Irland 1992 – vor zwei Jahren wurden in einem Stadtpark in Dublin nachts zwei Deutsche Touristen überfallen, die dort gezeltet hatten. Zwei Jahre später spricht ganz Südirland noch davon, fast jeder, bei dem wir mittrampen, warnt uns, ja nicht wild zu campen. Früher, ja, da wäre das noch gegangen, früher wäre sowieso alles besser gewesen, erzählt uns der alte Fischer, der einen runter gerockten Passat fährt. Er hat zwei Musikkassetten im Auto: irgend so typische Irlandfolklore mit Blechflöten und eine Best-of-Abba. Er legt Abba ein. Das Gespräch stockt. Nach 15 Minuten fragt er, ob wir wüssten, was eigentlich aus Abba geworden ist.
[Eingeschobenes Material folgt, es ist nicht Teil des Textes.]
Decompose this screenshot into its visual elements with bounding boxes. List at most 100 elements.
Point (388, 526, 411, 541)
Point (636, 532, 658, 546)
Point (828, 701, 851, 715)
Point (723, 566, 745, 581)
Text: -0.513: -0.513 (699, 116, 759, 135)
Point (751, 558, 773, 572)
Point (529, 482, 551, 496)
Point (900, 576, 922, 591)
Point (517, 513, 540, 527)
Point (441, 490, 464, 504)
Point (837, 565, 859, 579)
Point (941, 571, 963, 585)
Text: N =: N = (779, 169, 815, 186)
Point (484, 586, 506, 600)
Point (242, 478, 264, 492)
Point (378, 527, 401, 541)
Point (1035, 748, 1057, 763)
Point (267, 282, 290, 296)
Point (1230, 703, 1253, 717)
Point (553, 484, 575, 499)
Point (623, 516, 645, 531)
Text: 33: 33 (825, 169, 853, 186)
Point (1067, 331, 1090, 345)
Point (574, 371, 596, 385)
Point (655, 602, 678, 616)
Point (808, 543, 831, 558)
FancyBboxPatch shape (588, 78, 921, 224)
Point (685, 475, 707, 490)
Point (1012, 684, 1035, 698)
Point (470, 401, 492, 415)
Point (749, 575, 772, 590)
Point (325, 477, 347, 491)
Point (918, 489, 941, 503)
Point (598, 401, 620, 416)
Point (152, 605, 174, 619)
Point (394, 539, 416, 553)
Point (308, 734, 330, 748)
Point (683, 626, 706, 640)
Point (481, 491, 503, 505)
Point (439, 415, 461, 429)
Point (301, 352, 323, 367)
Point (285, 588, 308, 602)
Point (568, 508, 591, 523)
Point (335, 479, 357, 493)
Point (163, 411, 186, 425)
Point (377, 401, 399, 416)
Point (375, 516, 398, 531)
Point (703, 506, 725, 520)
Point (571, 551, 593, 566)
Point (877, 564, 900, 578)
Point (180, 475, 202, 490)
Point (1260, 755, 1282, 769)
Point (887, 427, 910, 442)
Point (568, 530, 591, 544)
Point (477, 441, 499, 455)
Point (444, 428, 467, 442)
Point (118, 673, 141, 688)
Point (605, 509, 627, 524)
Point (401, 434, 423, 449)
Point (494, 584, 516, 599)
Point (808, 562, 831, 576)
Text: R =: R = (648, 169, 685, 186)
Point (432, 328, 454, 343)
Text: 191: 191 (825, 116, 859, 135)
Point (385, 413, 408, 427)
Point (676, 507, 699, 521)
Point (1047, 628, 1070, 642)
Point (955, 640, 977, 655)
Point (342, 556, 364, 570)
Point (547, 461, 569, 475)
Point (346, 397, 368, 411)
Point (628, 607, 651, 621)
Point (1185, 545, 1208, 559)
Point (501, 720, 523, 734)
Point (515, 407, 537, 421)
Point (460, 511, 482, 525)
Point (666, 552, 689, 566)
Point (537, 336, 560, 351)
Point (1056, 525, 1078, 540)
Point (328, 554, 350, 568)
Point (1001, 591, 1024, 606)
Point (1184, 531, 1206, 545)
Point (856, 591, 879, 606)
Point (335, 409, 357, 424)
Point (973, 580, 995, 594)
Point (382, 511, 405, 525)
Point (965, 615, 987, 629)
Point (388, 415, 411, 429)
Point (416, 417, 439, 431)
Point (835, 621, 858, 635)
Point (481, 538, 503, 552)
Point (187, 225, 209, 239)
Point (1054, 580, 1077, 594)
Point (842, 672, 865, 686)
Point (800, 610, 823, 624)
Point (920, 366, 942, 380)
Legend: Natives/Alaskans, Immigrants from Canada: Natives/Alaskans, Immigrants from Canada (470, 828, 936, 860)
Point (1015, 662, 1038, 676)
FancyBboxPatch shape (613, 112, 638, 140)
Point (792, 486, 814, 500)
In Dublin kommen wir erst spät in der Nacht an. Die Jugendherbergen sind schon zu oder haben keine Plätze mehr frei. Wir überlegen, unser Zelt im Stadtpark aufzustellen, stellen uns an eine Bushaltestelle am Eingang des Parks, um die Atmosphäre einzuschätzen. Eine Polizeistreife hält, die Officers fragen, woher wir seien, wo wir übernachten und laden uns ein, auf der Polizeiwache im Hof zu campen. Unter Polizeischutz auf einer kleinen Rasenfläche zwischen abgeschleppten Autos liebt es sich noch mal so gut.
Es war der erste gemeinsame Urlaub und wir waren noch gar nicht so lange zusammen. Und als junger Mensch will man raus in die freie Natur zur Ursprünglichkeit. Rückblickend war das dann doch eine ziemliche Tortur – Irland mit Zelt und Rücksäcken. Von wegen Romantik, es hat fast die ganze Zeit geregnet, das Zelt und unser Nerven wurden immer weicher. Echt kein Spaß. Ihr kennt das. Da liegt man da den ganzen Tag im feuchten Zelt irgendwo in einem idyllischen Fischerdorf an der südirländischen Küste hinter dem Hügel da am Hafen, wo einen niemand sieht auf einer der alten, muffelnden Luftmatratze und liest „1984“ auf Englisch. Aber man geht sich irgendwie auf die Nerven. Zum Glück gibt es Kultur: Abends mal mit irischer Folkloremusik oder die Schultheatergruppe hat was von Beckett auf die Beine gestellt.
An diesen Urlaub habe ich beim Einschlafen denken müssen, als es draußen leise tropfte und die kalte Luft durchs Schlafzimmerfenster stömte kroch. Irgendwie wie Irland. Heute morgen dann die halbe Stunde auf dem Fahrrad im strömenden Regen – noch gedacht: „Bindfadenregen“ – die Leipziger runter, LKWs schlagen hohe Wellen auf die Busspur. Mitleidige Blicke von der Frau im Backshop – sie denkt wahrscheinlich, „begossener Pudel“. Ich mutig weiter und jetzt - fehlt mir die Pointe.